To help companies in their journey, the WEPs offer a Gender Gap Analysis Tool. This is a free, user-friendly online platform that serves as a great introduction to the many dimensions of gender equality. The tool provides guidance for companies to self-assess their strengths and weaknesses in terms of gender equality and helps businesses establish a starting point against which to measure progress, with clearly defined benchmarks that outline and recognize accomplishments over time. The tool is a great way to nudge organizations in moving from commitment to action.
According to a recent report by UN Global Compact and BSR, organizations working in Financial Services sectors are the most frequent users of the Gender Gap Analysis Tool. As a WEPs signatory, we at FinDev Canada ask our potential investees to undertake the tool. The results provide a baseline of the company’s current performance and level of engagement on gender equality. This is a key component to establish gender policies, implement measures to improve women’s economic empowerment, and, ultimately, guide all gender equality improvements within an organization.
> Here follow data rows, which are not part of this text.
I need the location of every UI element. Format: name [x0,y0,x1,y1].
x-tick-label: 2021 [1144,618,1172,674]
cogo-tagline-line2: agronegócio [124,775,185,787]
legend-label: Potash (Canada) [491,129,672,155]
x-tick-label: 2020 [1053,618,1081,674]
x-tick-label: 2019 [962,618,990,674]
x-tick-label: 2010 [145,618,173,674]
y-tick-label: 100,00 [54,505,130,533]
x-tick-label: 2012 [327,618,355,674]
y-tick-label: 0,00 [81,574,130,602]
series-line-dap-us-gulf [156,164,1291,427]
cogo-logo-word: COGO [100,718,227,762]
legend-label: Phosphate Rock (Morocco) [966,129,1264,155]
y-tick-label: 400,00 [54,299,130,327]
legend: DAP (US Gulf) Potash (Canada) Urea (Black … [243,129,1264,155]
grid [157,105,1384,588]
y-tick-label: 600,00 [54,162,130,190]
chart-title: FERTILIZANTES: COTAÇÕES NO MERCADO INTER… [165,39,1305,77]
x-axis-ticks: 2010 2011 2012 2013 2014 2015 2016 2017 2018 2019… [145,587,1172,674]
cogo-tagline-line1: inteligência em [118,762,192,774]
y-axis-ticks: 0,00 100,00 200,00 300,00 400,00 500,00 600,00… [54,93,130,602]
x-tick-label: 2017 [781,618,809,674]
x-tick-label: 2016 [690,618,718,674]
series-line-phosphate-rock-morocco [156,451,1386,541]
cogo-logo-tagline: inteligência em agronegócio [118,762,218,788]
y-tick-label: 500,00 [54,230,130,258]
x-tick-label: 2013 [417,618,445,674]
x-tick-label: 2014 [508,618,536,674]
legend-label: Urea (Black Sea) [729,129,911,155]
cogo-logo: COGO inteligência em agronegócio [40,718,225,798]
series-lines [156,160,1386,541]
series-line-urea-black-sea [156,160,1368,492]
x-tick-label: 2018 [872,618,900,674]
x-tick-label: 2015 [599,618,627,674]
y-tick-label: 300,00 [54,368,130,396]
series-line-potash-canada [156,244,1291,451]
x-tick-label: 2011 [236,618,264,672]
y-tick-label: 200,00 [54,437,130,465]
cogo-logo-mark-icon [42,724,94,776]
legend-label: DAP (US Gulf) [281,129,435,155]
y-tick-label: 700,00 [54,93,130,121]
We also encourage our portfolio companies to continually track their own progress by using the tool as benchmark and have noted that many of them become WEPs signatory themselves. In our experience, being a signatory and using the tool is not only helpful for individual companies, it also benefits investors and financial institutions who want to incorporate gender in their decision-making and strategy.
Certainly efforts to eliminate gender inequality have been complicated by COVID-19, with women being disproportionately affected by the pandemic and its economic and social consequences, as outlined recently by my colleague Anne-Marie Lévesque. More positively, recent social movements to protest the treatment of racialized people have helped raise awareness about the prevalence of systemic discrimination and the ways in which many people have had their professional or personal opportunities limited by concentric circles of inequality.